Dalam bahasa Italia ada pepatah terkenal yang berbunyi traduttore, traditore, artinya “penerjemah adalah pengkhianat”. Maksudnya, tidak mungkin suatu terjemahan seratus persen setia pada teks dalam bahasa lain yang diterjemahkan karena mau tidak mau harus “mengkhianati” teks asli itu. Pepatah Italia itu sendiri merupakan contoh bagus tentang apa yang diungkapkannya.
Tentu saja kata Italia traduttore berarti \'penerjemah\' dan kata kedua traditore berarti \'pengkhianat\'. Tentang itu tidak ada kesulitan atau keraguan apa pun. Kesulitannya mulai bila kita menerjemahkan pepatah Italia itu sebagai keseluruhan sebab hanya dua huruf berbeda dalam dua kata itu, sedangkan maknanya berbeda jauh sehingga menjadi cukup lucu bila diucapkan dalam bahasa Italia. Nuansa lucu itu hilang sama sekali jika pepatah diterjemahkan ke dalam bahasa Indonesia atau bahasa lain.
Memang benar, kesulitan mengenai penerjemahan tidak selalu dirasakan dengan cara yang sama. Jika melalui bahasa disampaikan informasi sederhana yang tidak mungkin salah ditafsirkan, hampir tidak akan dirasakan kesulitan dalam terjemahan. Contohnya adalah peraturan lalu lintas. Jika ada peraturan seperti “dilarang belok kiri”, “satu arah”, “dilarang parkir”, “kecepatan maksimal 60 km per jam”, tidak sulit untuk memberi terjemahan yang persis sama dalam bahasa lain. Karena itu, terbuka kemungkinan untuk membuat rambu-rambu lalu lintas internasional yang dapat diberlakukan di semua negara. Namun, sejauh teks yang harus diterjemahkan menjadi lebih kompleks, sejauh itu pula bertambah kesulitan bagi si penerjemah. Akhirnya, paling banyak tantangan dihadapi jika orang harus menerjemahkan karya sastra yang bermutu tinggi, apalagi karya puisi. Karena itu, jika kita tidak bisa membaca drama-drama William Shakespeare dalam bahasa aslinya, kita selalu rugi, apalagi karya sonetanya.

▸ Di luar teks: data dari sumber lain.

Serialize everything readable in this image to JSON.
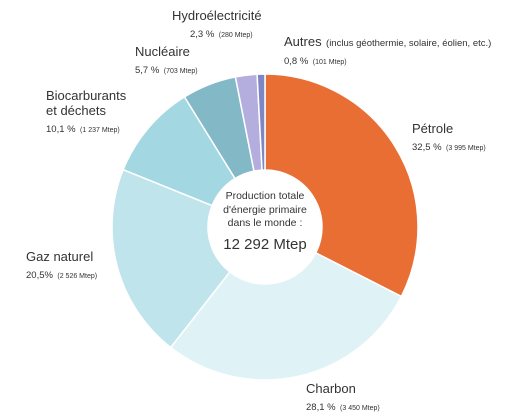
{
  "chart_data": {
    "type": "pie",
    "donut": true,
    "center": {
      "line1": "Production totale",
      "line2": "d'énergie primaire",
      "line3": "dans le monde :",
      "total": "12 292 Mtep"
    },
    "slices": [
      {
        "key": "petrole",
        "name": "Pétrole",
        "name2": "",
        "pct_text": "32,5 %",
        "mtep_text": "(3 995 Mtep)",
        "value": 3995,
        "color": "#E86E33"
      },
      {
        "key": "charbon",
        "name": "Charbon",
        "name2": "",
        "pct_text": "28,1 %",
        "mtep_text": "(3 450 Mtep)",
        "value": 3450,
        "color": "#DFF2F5"
      },
      {
        "key": "gaz",
        "name": "Gaz naturel",
        "name2": "",
        "pct_text": "20,5%",
        "mtep_text": "(2 526 Mtep)",
        "value": 2526,
        "color": "#BFE4EB"
      },
      {
        "key": "bio",
        "name": "Biocarburants",
        "name2": "et déchets",
        "pct_text": "10,1 %",
        "mtep_text": "(1 237 Mtep)",
        "value": 1237,
        "color": "#A3D7E2"
      },
      {
        "key": "nucleaire",
        "name": "Nucléaire",
        "name2": "",
        "pct_text": "5,7 %",
        "mtep_text": "(703 Mtep)",
        "value": 703,
        "color": "#83B9C6"
      },
      {
        "key": "hydro",
        "name": "Hydroélectricité",
        "name2": "",
        "pct_text": "2,3 %",
        "mtep_text": "(280 Mtep)",
        "value": 280,
        "color": "#B3AEDD"
      },
      {
        "key": "autres",
        "name": "Autres",
        "name2": "(inclus géothermie, solaire, éolien, etc.)",
        "pct_text": "0,8 %",
        "mtep_text": "(101 Mtep)",
        "value": 101,
        "color": "#7E86C3"
      }
    ]
  }
}
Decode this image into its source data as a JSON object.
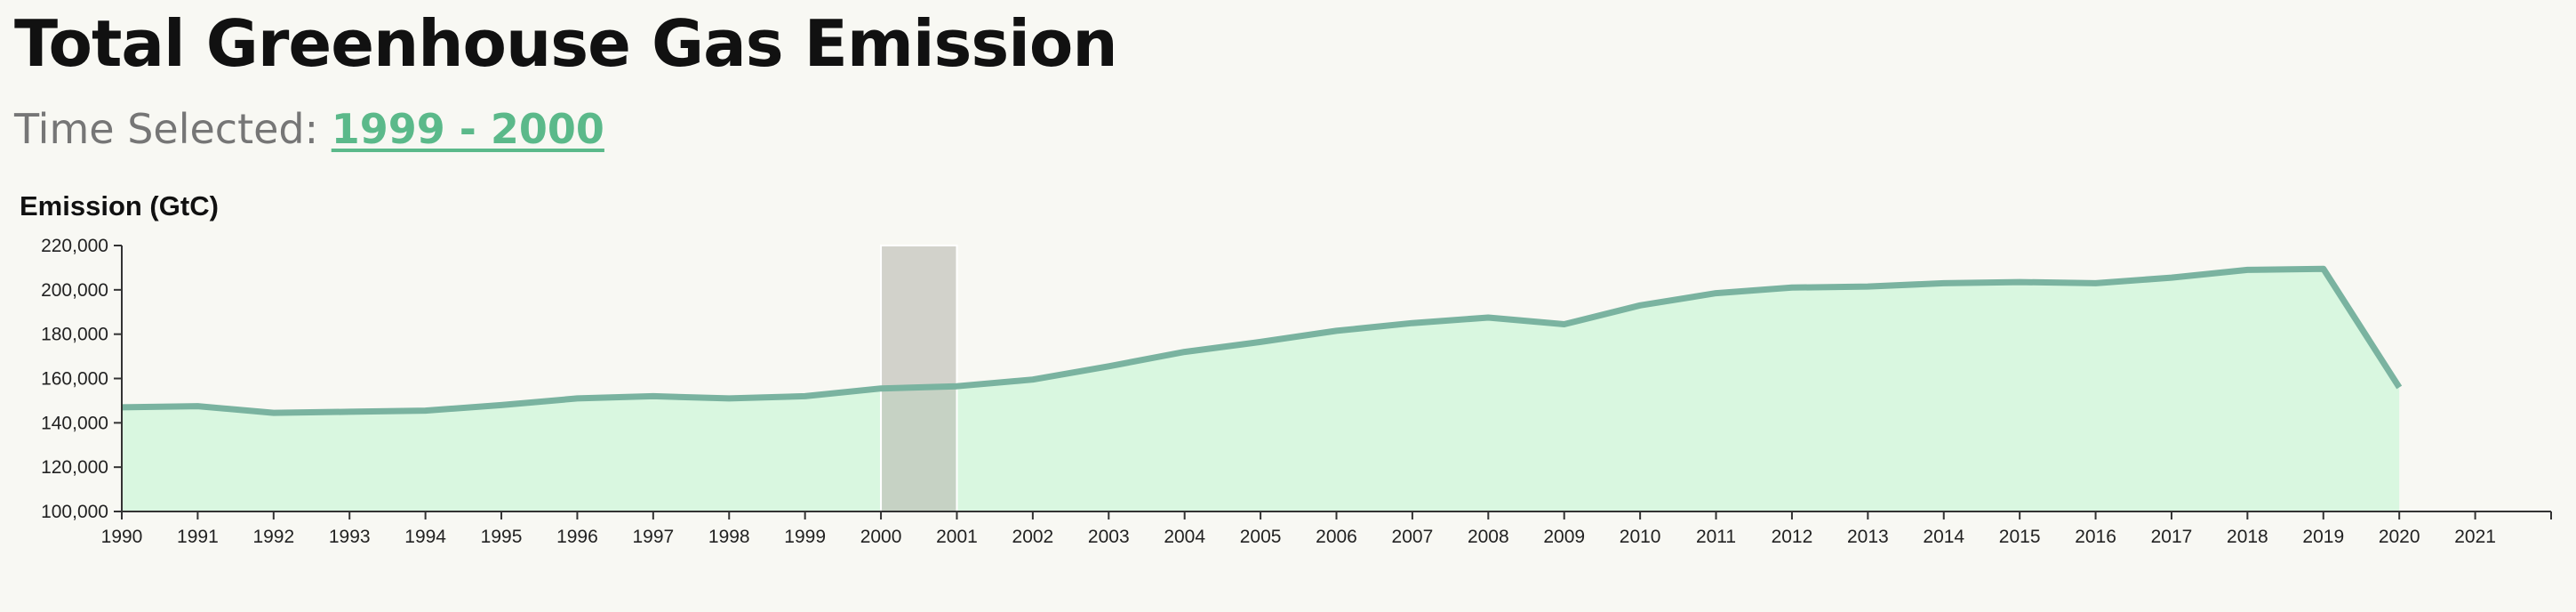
{
  "header": {
    "title": "Total Greenhouse Gas Emission",
    "time_label": "Time Selected:",
    "time_value": "1999 - 2000"
  },
  "colors": {
    "area_fill": "#d9f7e0",
    "line": "#7ab3a0",
    "selection": "#b9b9b1",
    "accent": "#5bb98a"
  },
  "chart_data": {
    "type": "area",
    "title": "",
    "ylabel": "Emission (GtC)",
    "xlabel": "",
    "x_ticks": [
      1990,
      1991,
      1992,
      1993,
      1994,
      1995,
      1996,
      1997,
      1998,
      1999,
      2000,
      2001,
      2002,
      2003,
      2004,
      2005,
      2006,
      2007,
      2008,
      2009,
      2010,
      2011,
      2012,
      2013,
      2014,
      2015,
      2016,
      2017,
      2018,
      2019,
      2020,
      2021
    ],
    "xlim": [
      1990,
      2022
    ],
    "y_ticks": [
      100000,
      120000,
      140000,
      160000,
      180000,
      200000,
      220000
    ],
    "ylim": [
      100000,
      220000
    ],
    "x": [
      1990,
      1991,
      1992,
      1993,
      1994,
      1995,
      1996,
      1997,
      1998,
      1999,
      2000,
      2001,
      2002,
      2003,
      2004,
      2005,
      2006,
      2007,
      2008,
      2009,
      2010,
      2011,
      2012,
      2013,
      2014,
      2015,
      2016,
      2017,
      2018,
      2019,
      2020
    ],
    "values": [
      147000,
      147500,
      144500,
      145000,
      145500,
      148000,
      151000,
      152000,
      151000,
      152000,
      155500,
      156500,
      159500,
      165500,
      172000,
      176500,
      181500,
      185000,
      187500,
      184500,
      193000,
      198500,
      201000,
      201500,
      203000,
      203500,
      203000,
      205500,
      209000,
      209500,
      156000
    ],
    "selection": [
      2000,
      2001
    ],
    "grid": false,
    "legend": "none"
  }
}
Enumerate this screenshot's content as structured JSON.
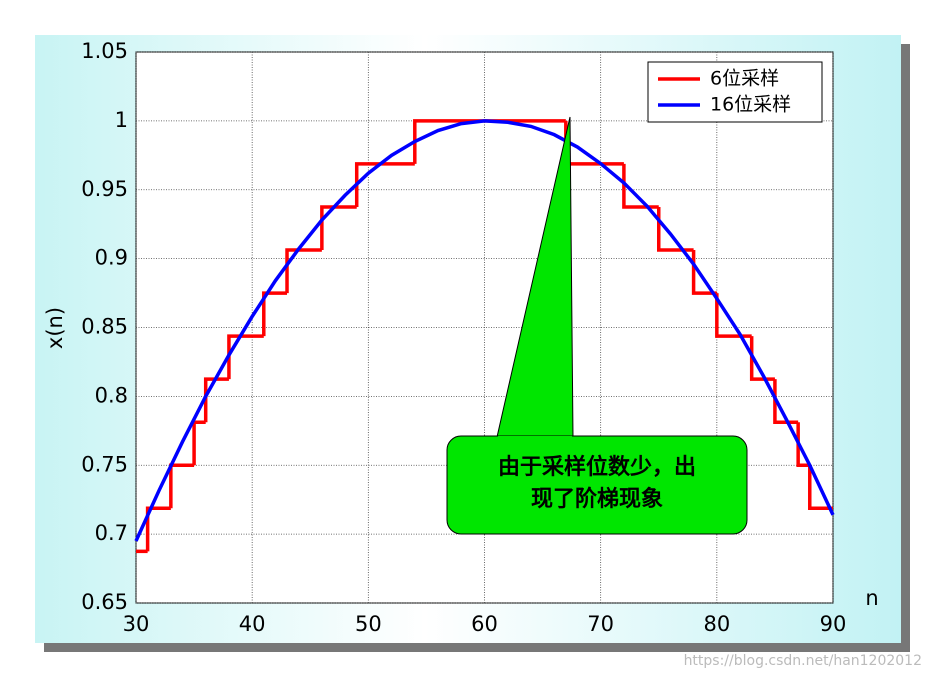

Bahasa ternyata tidak merupakan pembungkus saja bagi pikiran atau makna yang ada di dalamnya. Dan, karena itu, menerjemahkan tidak sama dengan menggantikan pakaian: makna yang tetap sama dilepaskan dari satu bahasa dan didandani dengan bahasa lain.
Sebaliknya, dengan salah satu cara makna bersatu dengan bahasa. Kita bisa mengatakan juga, makna terjelma dalam kata-kata yang diucapkan atau ditulis. Tidak mungkin menerjemahkan sebuah teks tanpa menyentuh dan, dengan itu, merusak sedikit maknanya. Dalam terjemahan, makna asli tidak utuh lagi.
Keadaannya menjadi lebih rumit lagi jika kita menyadari bahwa makna tidak saja terkandung dalam kata-kata yang diucapkan atau teks yang ditulis. Untuk menangkap makna yang sesungguhnya tidak kalah penting memperhatikan juga konteksnya. Para diplomat profesional selalu sudah mengetahui bahwa bukan saja apa yang dikatakan oleh lawan bicaranya harus dianggap penting, tetapi juga seluruh konteksnya, termasuk “bahasa tubuh” si pembicara. Apakah “ya” yang dikatakan berarti “ya” dengan sepenuh hati atau “ya” dengan ragu-ragu atau barangkali arti yang sebenarnya adalah “tidak”?
Penerjemah yang baik bukan saja harus menguasai betul bahasa asing dari mana ia menerjemahkan teksnya, melainkan juga mempunyai sedikit bakat diplomasi untuk menemukan makna tersembunyi. Dengan demikian, sudah jelas bahwa menerjemahkan bukan pekerjaan mudah.